The feature of the method of reproducing information on an optical disk according to the present invention resides in reproducing information recorded on an optical disk according to a signal obtained by adding up optical outputs from two optical detectors positioned opposite each other in the proceeding direction of an optical spot emitted to the optical disk. In this case, the optical outputs of two other optical detectors positioned opposite each other in the direction vertical to the proceeding direction of the optical spot are added up. The sum is multiplied by a coefficient larger than 0 and smaller than 1. Then, the resultant output is added to the above described sum signal to preferably reproduce information. Furthermore, the above described two optical detectors are divided into two sections in the direction vertical to the proceeding direction of the optical spot, and the other two optical detectors are divided into two sections in the proceeding direction of the optical spot so that the information can be reproduced by track-controlling the optical spot relating to the optical disk using each optical output from each of the divided optical detectors.
In addition, the optical disk reproducing apparatus according to the present invention includes a unit for emitting an optical spot to an optical disk, an optical detector for detecting a light transmitted through or reflected by the optical disk, and an operations unit for computing an output from the optical detector to obtain an information reproducing signal. With the configuration, the optical detector includes the first and the second optical detectors positioned opposite each other in the proceeding direction of the optical spot on the optical disk. The operations unit includes a unit for obtaining the first sum signal obtained by adding up the optical outputs from the first and the second optical detectors. Furthermore, according to the present invention, the optical detector includes the third and the fourth optical detectors positioned opposite each other in the direction vertical to the proceeding direction of the optical spot. The operations unit includes: a unit for obtaining the second sum signal obtained by adding up the optical outputs from the third and the fourth optical detectors; and a unit for multiplying the second sum signal by a coefficient larger than 0 and smaller than 1 and adding the obtained product to the first sum signal. Furthermore, it is desired that the first and the second optical detectors are divided into two portions in the direction vertical to the proceeding direction of the optical spot, and that the third and the fourth optical detectors are divided into two portions in the direction vertical to the proceeding direction of the optical spot.

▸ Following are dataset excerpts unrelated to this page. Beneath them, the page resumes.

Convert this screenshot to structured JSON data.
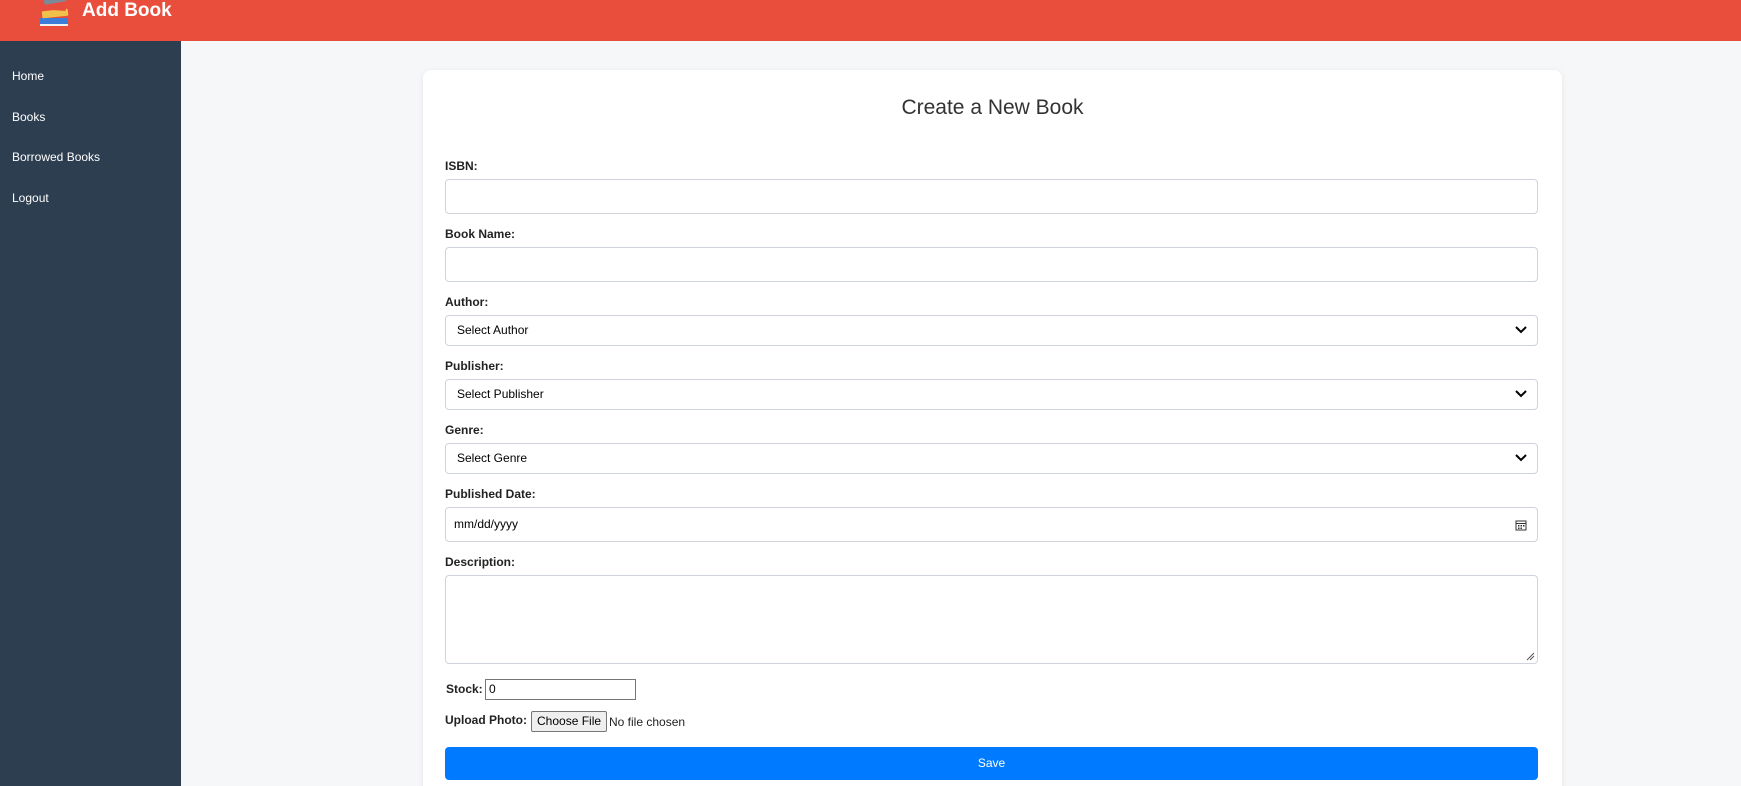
{
  "header": {
    "title": "Add Book",
    "logo_icon": "books-stack-icon",
    "bg_color": "#e94e3d"
  },
  "sidebar": {
    "bg_color": "#2c3e50",
    "items": [
      {
        "label": "Home"
      },
      {
        "label": "Books"
      },
      {
        "label": "Borrowed Books"
      },
      {
        "label": "Logout"
      }
    ]
  },
  "form": {
    "title": "Create a New Book",
    "isbn": {
      "label": "ISBN:",
      "value": ""
    },
    "book_name": {
      "label": "Book Name:",
      "value": ""
    },
    "author": {
      "label": "Author:",
      "selected": "Select Author"
    },
    "publisher": {
      "label": "Publisher:",
      "selected": "Select Publisher"
    },
    "genre": {
      "label": "Genre:",
      "selected": "Select Genre"
    },
    "published_date": {
      "label": "Published Date:",
      "placeholder": "mm/dd/yyyy"
    },
    "description": {
      "label": "Description:",
      "value": ""
    },
    "stock": {
      "label": "Stock:",
      "value": "0"
    },
    "photo": {
      "label": "Upload Photo:",
      "button": "Choose File",
      "status": "No file chosen"
    },
    "save_label": "Save",
    "save_color": "#007bff"
  }
}
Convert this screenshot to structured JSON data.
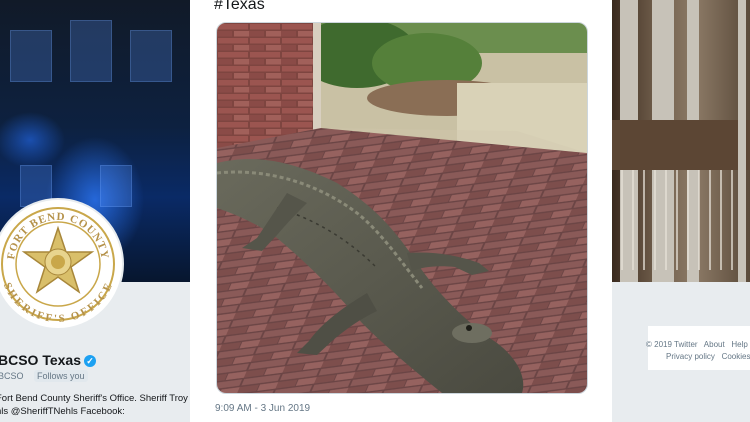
{
  "tweet": {
    "text": "#Texas",
    "timestamp": "9:09 AM - 3 Jun 2019"
  },
  "profile": {
    "badge_top_text": "FORT BEND COUNTY",
    "badge_bottom_text": "SHERIFF'S OFFICE",
    "name": "BCSO Texas",
    "handle": "BCSO",
    "follows_you": "Follows you",
    "bio": "Fort Bend County Sheriff's Office. Sheriff Troy\nhls @SheriffTNehls Facebook:"
  },
  "footer": {
    "copyright": "© 2019 Twitter",
    "about": "About",
    "help": "Help",
    "privacy": "Privacy policy",
    "cookies": "Cookies"
  },
  "colors": {
    "accent": "#1da1f2",
    "brick": "#8f4a45",
    "alligator": "#5b5b4e"
  }
}
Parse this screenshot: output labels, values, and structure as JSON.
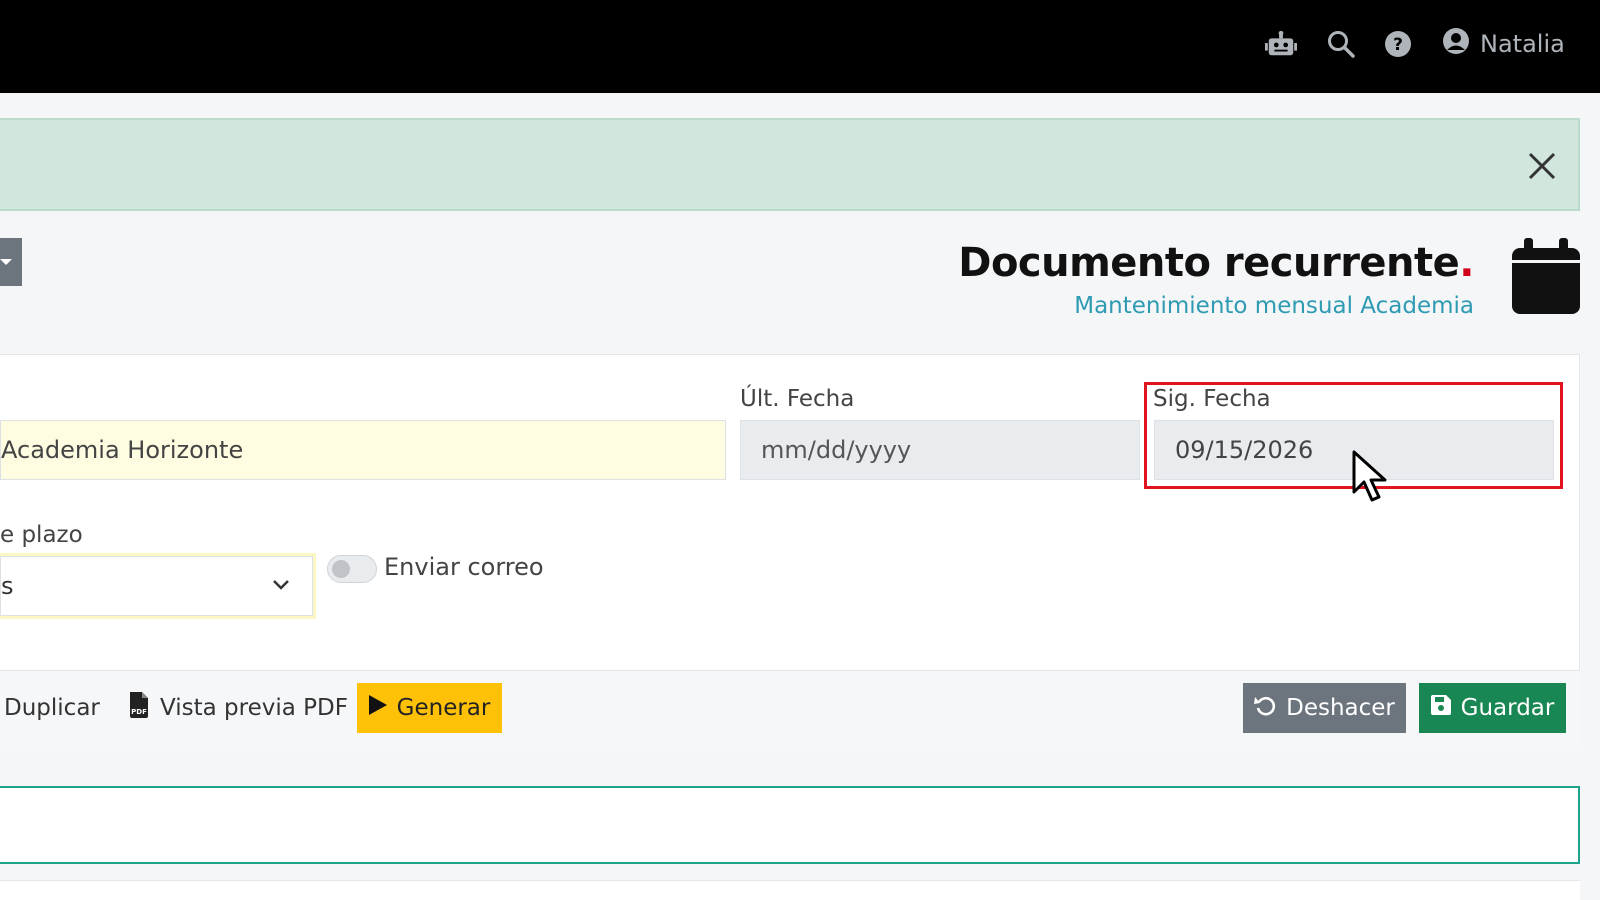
{
  "header": {
    "user_name": "Natalia",
    "icons": [
      "robot-icon",
      "search-icon",
      "help-icon",
      "user-circle-icon"
    ]
  },
  "page": {
    "title": "Documento recurrente",
    "title_dot": ".",
    "subtitle": "Mantenimiento mensual Academia"
  },
  "form": {
    "name_value": "Academia Horizonte",
    "ult_fecha_label": "Últ. Fecha",
    "ult_fecha_placeholder": "mm/dd/yyyy",
    "sig_fecha_label": "Sig. Fecha",
    "sig_fecha_value": "09/15/2026",
    "plazo_label": "e plazo",
    "plazo_value": "s",
    "enviar_correo_label": "Enviar correo",
    "enviar_correo_on": false
  },
  "actions": {
    "duplicar": "Duplicar",
    "vista_previa": "Vista previa PDF",
    "generar": "Generar",
    "deshacer": "Deshacer",
    "guardar": "Guardar"
  },
  "colors": {
    "accent_teal": "#2e9bb3",
    "generate": "#ffc107",
    "save": "#198754",
    "undo": "#6c757d",
    "alert_bg": "#d1e7dd",
    "highlight": "#e0141e"
  }
}
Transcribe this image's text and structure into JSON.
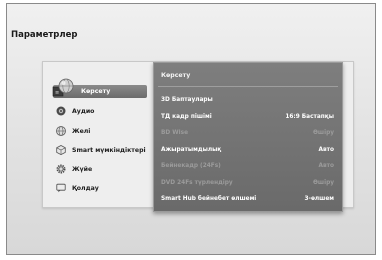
{
  "settings": {
    "title": "Параметрлер"
  },
  "menu": {
    "items": [
      {
        "label": "Көрсету",
        "icon": "picture-globe-icon",
        "active": true
      },
      {
        "label": "Аудио",
        "icon": "audio-speaker-icon",
        "active": false
      },
      {
        "label": "Желі",
        "icon": "network-globe-icon",
        "active": false
      },
      {
        "label": "Smart мүмкіндіктері",
        "icon": "smart-cube-icon",
        "active": false
      },
      {
        "label": "Жүйе",
        "icon": "system-gear-icon",
        "active": false
      },
      {
        "label": "Қолдау",
        "icon": "support-chat-icon",
        "active": false
      }
    ]
  },
  "detail": {
    "title": "Көрсету",
    "rows": [
      {
        "label": "3D Баптаулары",
        "value": "",
        "disabled": false
      },
      {
        "label": "ТД кадр пішімі",
        "value": "16:9 Бастапқы",
        "disabled": false
      },
      {
        "label": "BD Wise",
        "value": "Өшіру",
        "disabled": true
      },
      {
        "label": "Ажыратымдылық",
        "value": "Авто",
        "disabled": false
      },
      {
        "label": "Бейнекадр (24Fs)",
        "value": "Авто",
        "disabled": true
      },
      {
        "label": "DVD 24Fs түрлендіру",
        "value": "Өшіру",
        "disabled": true
      },
      {
        "label": "Smart Hub бейнебет өлшемі",
        "value": "3-өлшем",
        "disabled": false
      }
    ]
  },
  "colors": {
    "highlight": "#7a7a7a",
    "panel": "#747474",
    "text_disabled": "#9b9b9b"
  }
}
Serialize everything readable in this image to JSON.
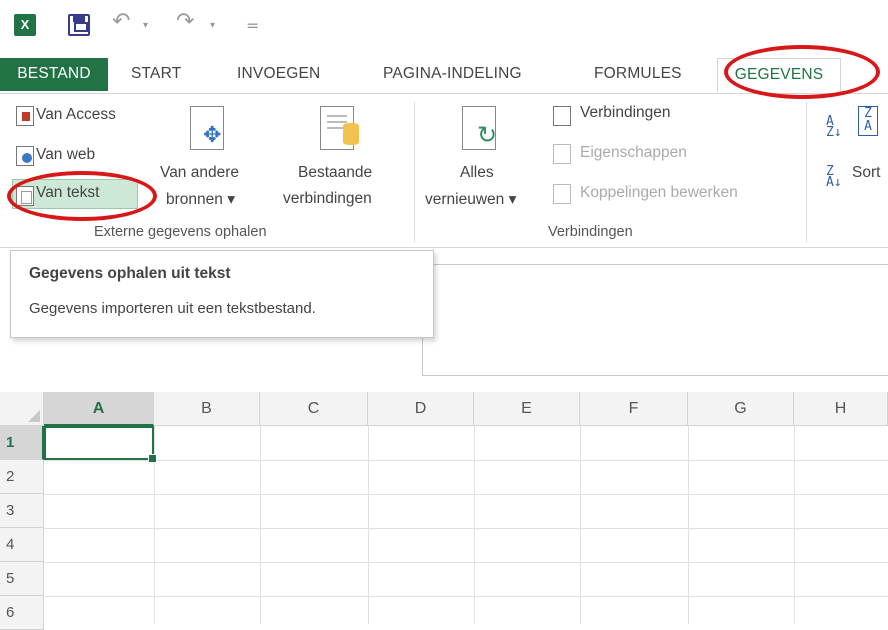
{
  "app": {
    "logo": "X",
    "accent": "#217346"
  },
  "qat": {
    "undo": "↶",
    "redo": "↷",
    "dropdown": "▾",
    "customize": "="
  },
  "tabs": [
    {
      "label": "BESTAND"
    },
    {
      "label": "START"
    },
    {
      "label": "INVOEGEN"
    },
    {
      "label": "PAGINA-INDELING"
    },
    {
      "label": "FORMULES"
    },
    {
      "label": "GEGEVENS"
    }
  ],
  "ribbon": {
    "external": {
      "van_access": "Van Access",
      "van_web": "Van web",
      "van_tekst": "Van tekst",
      "van_andere_line1": "Van andere",
      "van_andere_line2": "bronnen ▾",
      "bestaande_line1": "Bestaande",
      "bestaande_line2": "verbindingen",
      "group_label": "Externe gegevens ophalen"
    },
    "connections": {
      "alles_line1": "Alles",
      "alles_line2": "vernieuwen ▾",
      "verbindingen": "Verbindingen",
      "eigenschappen": "Eigenschappen",
      "koppelingen": "Koppelingen bewerken",
      "group_label": "Verbindingen"
    },
    "sort": {
      "sort_label": "Sort"
    }
  },
  "tooltip": {
    "title": "Gegevens ophalen uit tekst",
    "description": "Gegevens importeren uit een tekstbestand."
  },
  "grid": {
    "columns": [
      "A",
      "B",
      "C",
      "D",
      "E",
      "F",
      "G",
      "H"
    ],
    "rows": [
      "1",
      "2",
      "3",
      "4",
      "5",
      "6"
    ],
    "active_cell": "A1"
  }
}
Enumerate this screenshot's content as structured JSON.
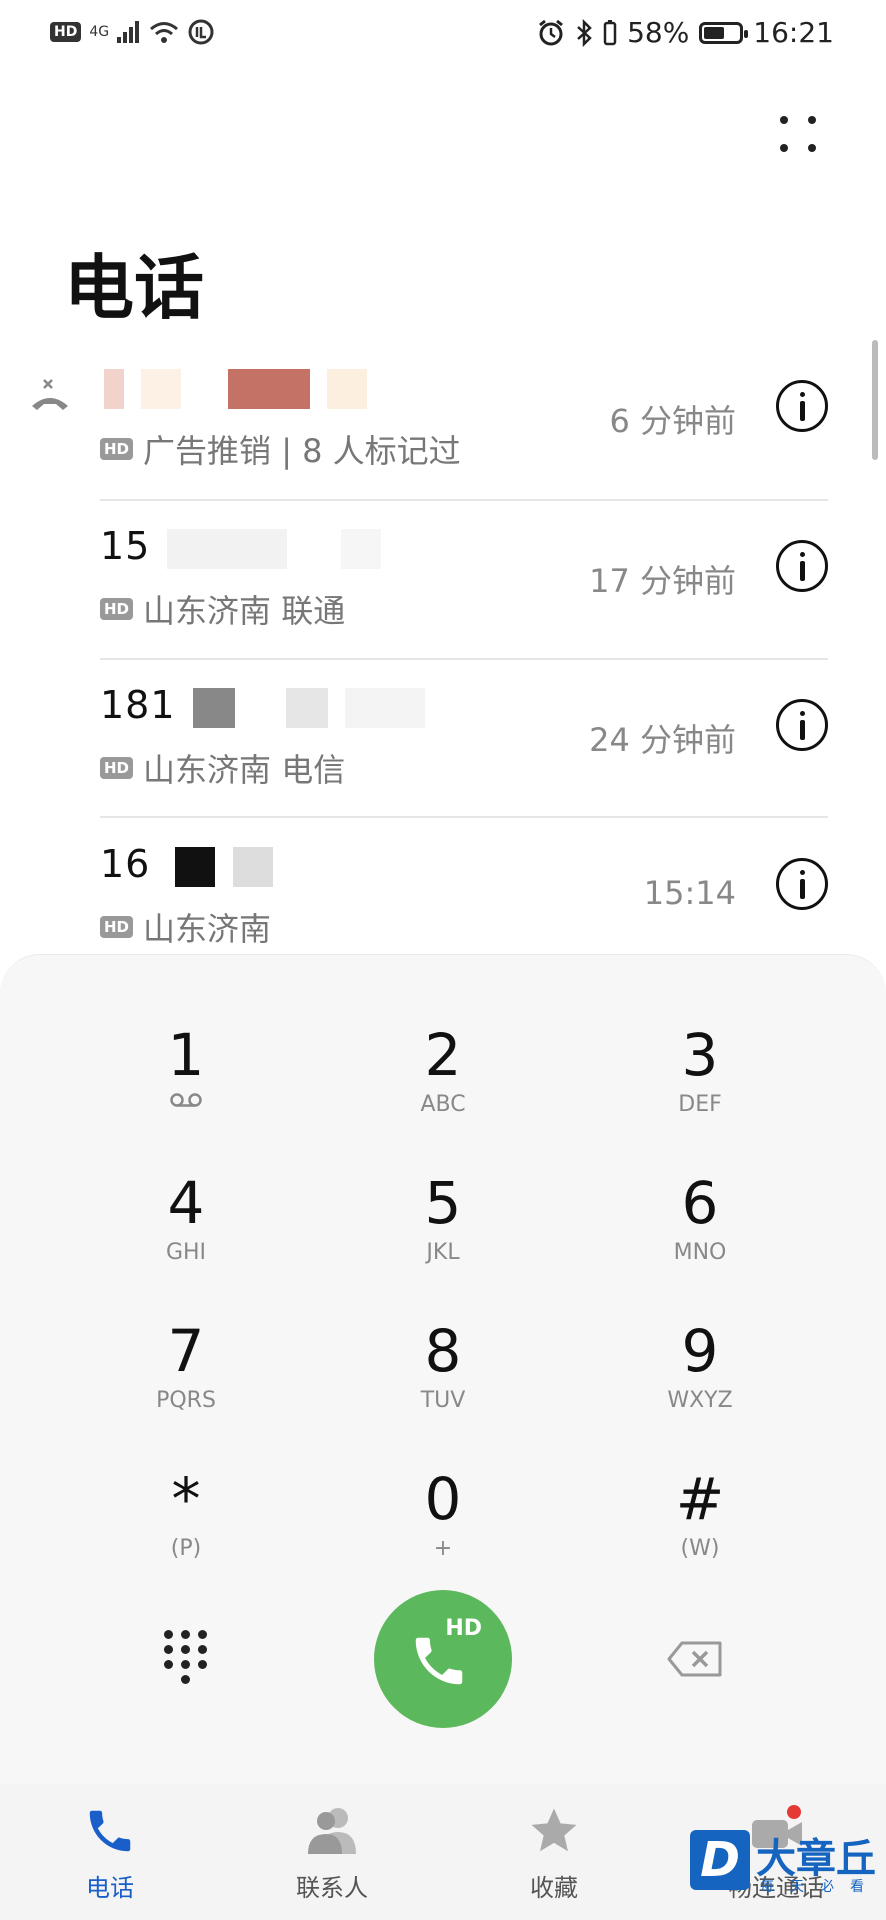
{
  "status_bar": {
    "hd": "HD",
    "network": "4G",
    "battery_percent": "58%",
    "battery_level": 0.58,
    "time": "16:21"
  },
  "page_title": "电话",
  "call_log": [
    {
      "number": "",
      "missed": true,
      "hd": "HD",
      "subtitle": "广告推销 | 8 人标记过",
      "time": "6 分钟前"
    },
    {
      "number": "15",
      "missed": false,
      "hd": "HD",
      "subtitle": "山东济南 联通",
      "time": "17 分钟前"
    },
    {
      "number": "181",
      "missed": false,
      "hd": "HD",
      "subtitle": "山东济南 电信",
      "time": "24 分钟前"
    },
    {
      "number": "16",
      "missed": false,
      "hd": "HD",
      "subtitle": "山东济南",
      "time": "15:14"
    }
  ],
  "dialpad": {
    "keys": [
      {
        "digit": "1",
        "letters": ""
      },
      {
        "digit": "2",
        "letters": "ABC"
      },
      {
        "digit": "3",
        "letters": "DEF"
      },
      {
        "digit": "4",
        "letters": "GHI"
      },
      {
        "digit": "5",
        "letters": "JKL"
      },
      {
        "digit": "6",
        "letters": "MNO"
      },
      {
        "digit": "7",
        "letters": "PQRS"
      },
      {
        "digit": "8",
        "letters": "TUV"
      },
      {
        "digit": "9",
        "letters": "WXYZ"
      },
      {
        "digit": "*",
        "letters": "(P)"
      },
      {
        "digit": "0",
        "letters": "+"
      },
      {
        "digit": "#",
        "letters": "(W)"
      }
    ],
    "call_badge": "HD"
  },
  "tabs": [
    {
      "label": "电话",
      "icon": "phone-icon",
      "active": true
    },
    {
      "label": "联系人",
      "icon": "contacts-icon",
      "active": false
    },
    {
      "label": "收藏",
      "icon": "star-icon",
      "active": false
    },
    {
      "label": "畅连通话",
      "icon": "video-call-icon",
      "active": false
    }
  ],
  "watermark": {
    "letter": "D",
    "title": "大章丘",
    "subtitle": "每天必看"
  },
  "colors": {
    "accent": "#1a5fc9",
    "call_green": "#5cb85c",
    "badge_red": "#e53935"
  }
}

According to the present invention, the above described two former optical detectors receive diffracted lights in the proceeding direction of the optical spot, and the above described two latter optical detectors receive diffracted lights in the direction vertical to the proceeding direction of the optical spot. A diffracted light in the direction vertical to the proceeding direction of the optical spot depends on the width of a mark or a pit, and a diffracted light in the proceeding direction of the optical spot depends on the length of a mark or a pit. However, with the above described configuration, a diffracted light in the proceeding direction of the optical spot can be mainly detected by using as a reproducing signal a sum obtained by multiplying a sum of the optical outputs from the former two optical detectors or a sum of the optical outputs from the later two optical detectors by a coefficient a (0 less than xcex1 less than 1). In case of a sum signal, the diffracted light contains the characteristics about the edge of a mark or a pit. Therefore, there arises no problems that the center position of signal amplitude may be shifted depending on the length of the mark or the pit in the proceeding direction of the optical spot. As a result, a high margin specific to a sum signal can be obtained without the problem that the center position of signal amplitude may be shifted depending on the length of a mark or a pit in the proceeding direction of the optical spot.